Children can suffer up to 10 colds a year. So their parents and guardians often give them over-the-counter cough and cold medicines to relieve their discomforts. But a study at University of Michigan shows that many are giving young kids medicines that could cause serious harm.
Even though package labels tell them not to give the treatments to kids under age 4, almost half of parents are giving children this age cough medicine or multi-symptom cough and cold medicine that can cause hazardous side effects. Twenty-five percent gave those children decongestants.
“These products don’t reduce the time the infection will last and misuse could lead to serious harm,” says researcher Matthew M. Davis. “What can be confusing, however, is that often these products are labeled prominently as ‘children’s’ medications. The details are often on the back of the box, in small print. That’s where parents and caregivers can find instructions that they should not be used in children under 4 years old,” Davis says.
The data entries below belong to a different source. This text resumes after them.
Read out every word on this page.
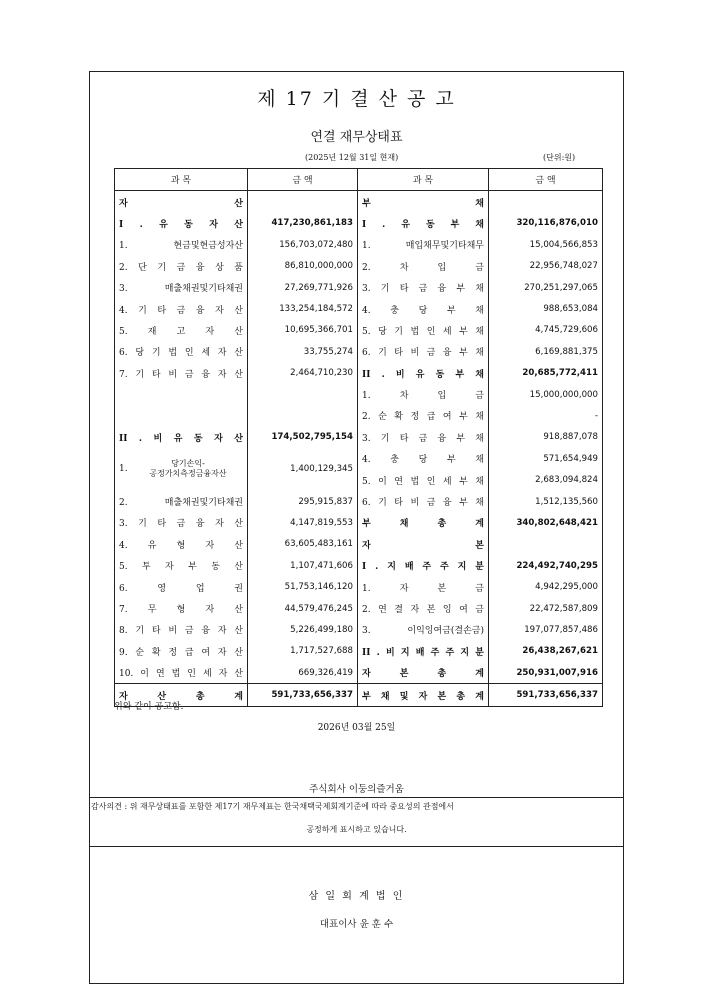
제 17 기 결 산 공 고
연결 재무상태표
(2025년 12월 31일 현재)	(단위:원)
과 목	금 액	과 목	금 액

자 산		부 채	

I . 유 동 자 산	417,230,861,183	I . 유 동 부 채	320,116,876,010

1. 현금및현금성자산	156,703,072,480	1. 매입채무및기타채무	15,004,566,853

2. 단 기 금 융 상 품	86,810,000,000	2. 차 입 금	22,956,748,027

3. 매출채권및기타채권	27,269,771,926	3. 기 타 금 융 부 채	270,251,297,065

4. 기 타 금 융 자 산	133,254,184,572	4. 충 당 부 채	988,653,084

5. 재 고 자 산	10,695,366,701	5. 당 기 법 인 세 부 채	4,745,729,606

6. 당 기 법 인 세 자 산	33,755,274	6. 기 타 비 금 융 부 채	6,169,881,375

7. 기 타 비 금 융 자 산	2,464,710,230	II . 비 유 동 부 채	20,685,772,411

		1. 차 입 금	15,000,000,000

		2. 순 확 정 급 여 부 채	-

II . 비 유 동 자 산	174,502,795,154	3. 기 타 금 융 부 채	918,887,078

1.
당기손익-
공정가치측정금융자산	1,400,129,345	4. 충 당 부 채	571,654,949

		5. 이 연 법 인 세 부 채	2,683,094,824

2. 매출채권및기타채권	295,915,837	6. 기 타 비 금 융 부 채	1,512,135,560

3. 기 타 금 융 자 산	4,147,819,553	부 채 총 계	340,802,648,421

4. 유 형 자 산	63,605,483,161	자 본	

5. 투 자 부 동 산	1,107,471,606	I . 지 배 주 주 지 분	224,492,740,295

6. 영 업 권	51,753,146,120	1. 자 본 금	4,942,295,000

7. 무 형 자 산	44,579,476,245	2. 연 결 자 본 잉 여 금	22,472,587,809

8. 기 타 비 금 융 자 산	5,226,499,180	3. 이익잉여금(결손금)	197,077,857,486

9. 순 확 정 급 여 자 산	1,717,527,688	II . 비 지 배 주 주 지 분	26,438,267,621

10. 이 연 법 인 세 자 산	669,326,419	자 본 총 계	250,931,007,916

자 산 총 계	591,733,656,337	부 채 및 자 본 총 계	591,733,656,337
위와 같이 공고함.
2026년 03월 25일
주식회사 이둥의즐거움
감사의견 : 위 재무상태표를 포함한 제17기 재무제표는 한국채택국제회계기준에 따라 중요성의 관점에서
공정하게 표시하고 있습니다.
삼 일 회 계 법 인
대표이사 윤 훈 수
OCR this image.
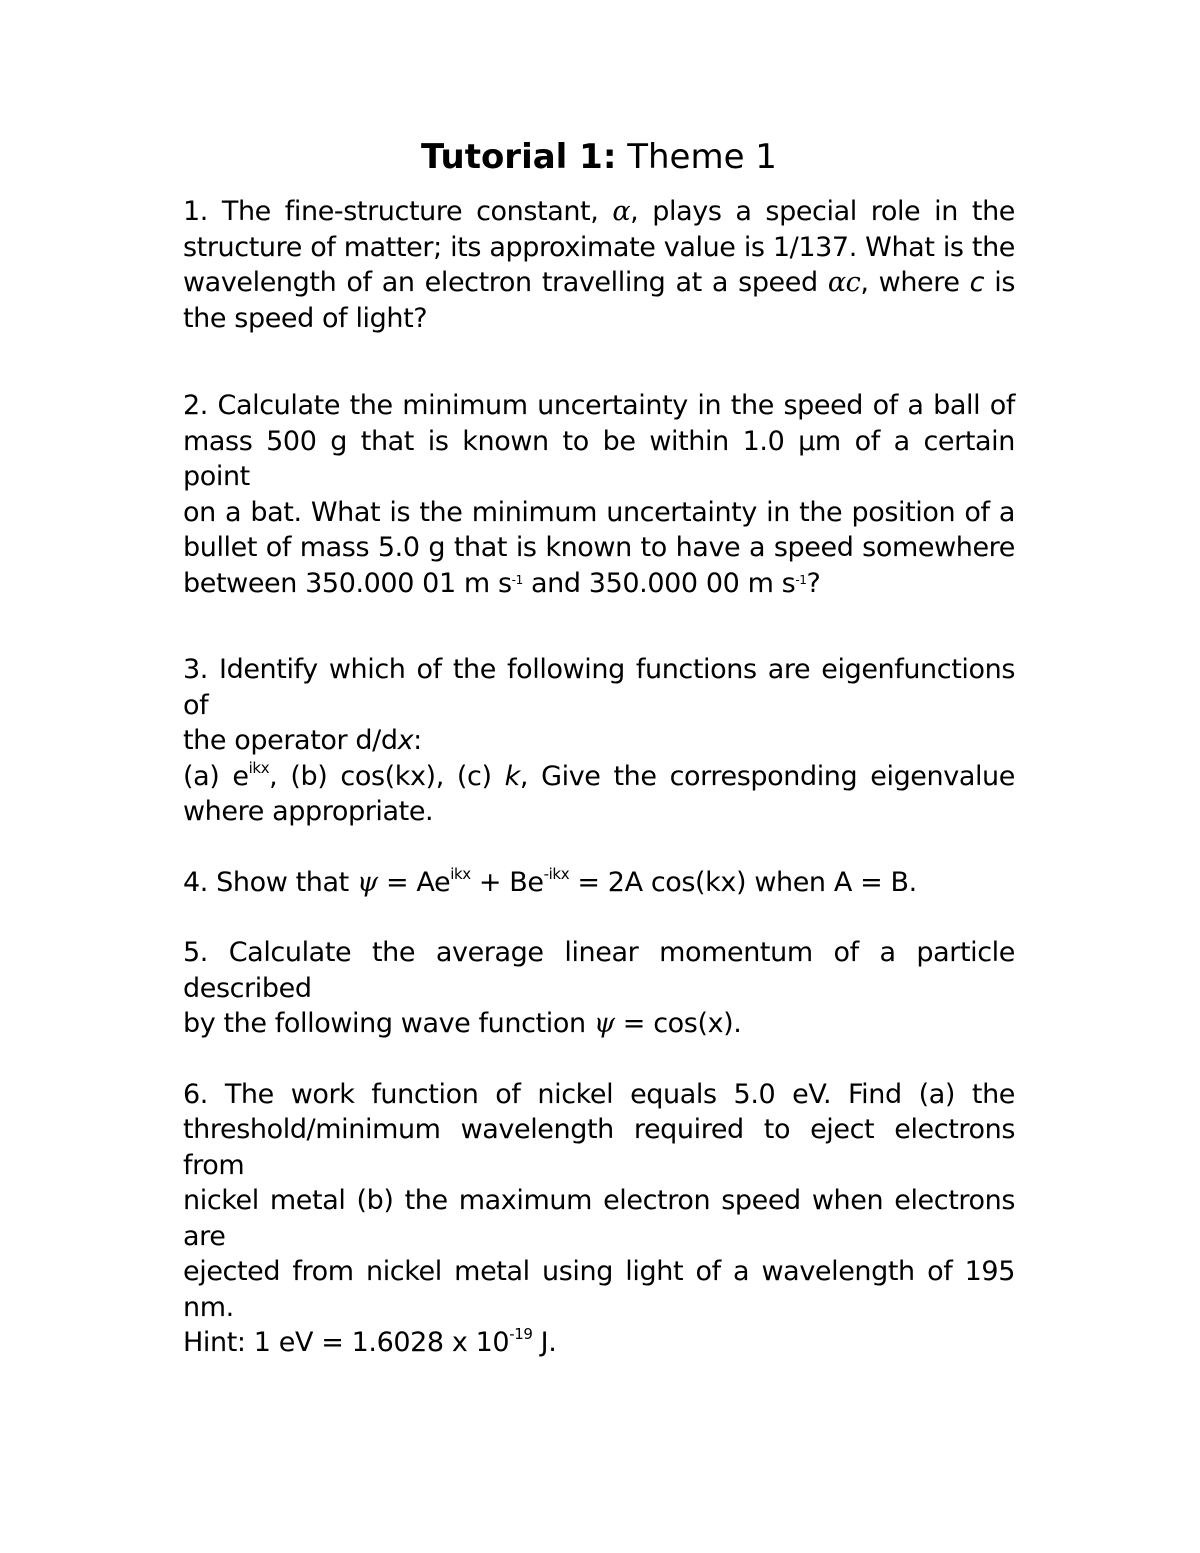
Tutorial 1: Theme 1
1. The fine-structure constant, α, plays a special role in the
structure of matter; its approximate value is 1/137. What is the
wavelength of an electron travelling at a speed αc, where c is
the speed of light?
2. Calculate the minimum uncertainty in the speed of a ball of
mass 500 g that is known to be within 1.0 µm of a certain point
on a bat. What is the minimum uncertainty in the position of a
bullet of mass 5.0 g that is known to have a speed somewhere
between 350.000 01 m $s^{-1}$ and 350.000 00 m $s^{-1}$?
3. Identify which of the following functions are eigenfunctions of
the operator d/dx:
(a) $e^{ikx}$, (b) cos(kx), (c) k, Give the corresponding eigenvalue
where appropriate.
4. Show that $\psi = Ae^{ikx} + Be^{-ikx} = 2A$ cos(kx) when A = B.
5. Calculate the average linear momentum of a particle described
by the following wave function ψ = cos(x).
6. The work function of nickel equals 5.0 eV. Find (a) the
threshold/minimum wavelength required to eject electrons from
nickel metal (b) the maximum electron speed when electrons are
ejected from nickel metal using light of a wavelength of 195 nm.
Hint: 1 eV = 1.6028 x $10^{-19}$ J.
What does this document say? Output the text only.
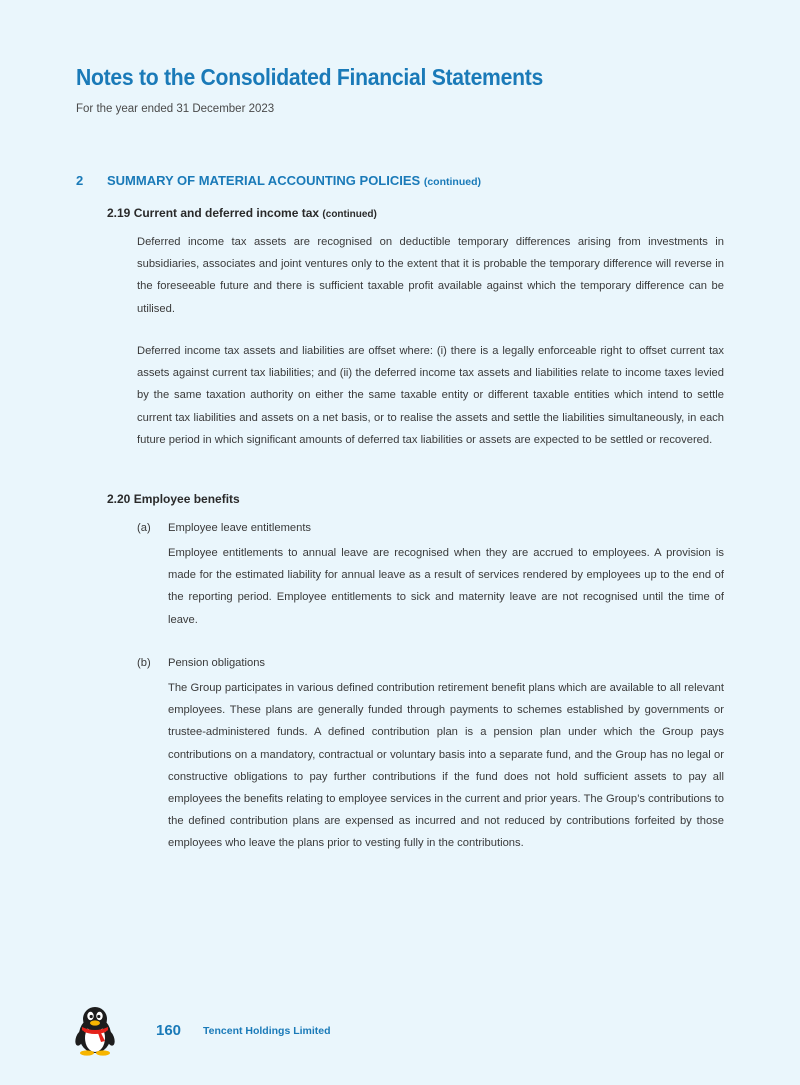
Notes to the Consolidated Financial Statements
For the year ended 31 December 2023
2 SUMMARY OF MATERIAL ACCOUNTING POLICIES (continued)
2.19 Current and deferred income tax (continued)

Deferred income tax assets are recognised on deductible temporary differences arising from investments in subsidiaries, associates and joint ventures only to the extent that it is probable the temporary difference will reverse in the foreseeable future and there is sufficient taxable profit available against which the temporary difference can be utilised.

Deferred income tax assets and liabilities are offset where: (i) there is a legally enforceable right to offset current tax assets against current tax liabilities; and (ii) the deferred income tax assets and liabilities relate to income taxes levied by the same taxation authority on either the same taxable entity or different taxable entities which intend to settle current tax liabilities and assets on a net basis, or to realise the assets and settle the liabilities simultaneously, in each future period in which significant amounts of deferred tax liabilities or assets are expected to be settled or recovered.

2.20 Employee benefits
(a) Employee leave entitlements

Employee entitlements to annual leave are recognised when they are accrued to employees. A provision is made for the estimated liability for annual leave as a result of services rendered by employees up to the end of the reporting period. Employee entitlements to sick and maternity leave are not recognised until the time of leave.

(b) Pension obligations

The Group participates in various defined contribution retirement benefit plans which are available to all relevant employees. These plans are generally funded through payments to schemes established by governments or trustee-administered funds. A defined contribution plan is a pension plan under which the Group pays contributions on a mandatory, contractual or voluntary basis into a separate fund, and the Group has no legal or constructive obligations to pay further contributions if the fund does not hold sufficient assets to pay all employees the benefits relating to employee services in the current and prior years. The Group’s contributions to the defined contribution plans are expensed as incurred and not reduced by contributions forfeited by those employees who leave the plans prior to vesting fully in the contributions.

160 Tencent Holdings Limited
The side effects from use of cough and cold medicines in young children may include allergic reactions, increased or uneven heart rate, drowsiness or sleeplessness, slow and shallow breathing, confusion or hallucinations, convulsions, nausea, and constipation.
“Products like these may work for adults, and parents think it could help their children as well. But what’s good for adults is not always good for children,” says Davis.
Davis warns parents to be vigilant about reading package directions and should always call their pediatrician or healthcare provider about questions regarding over-the-counter medications.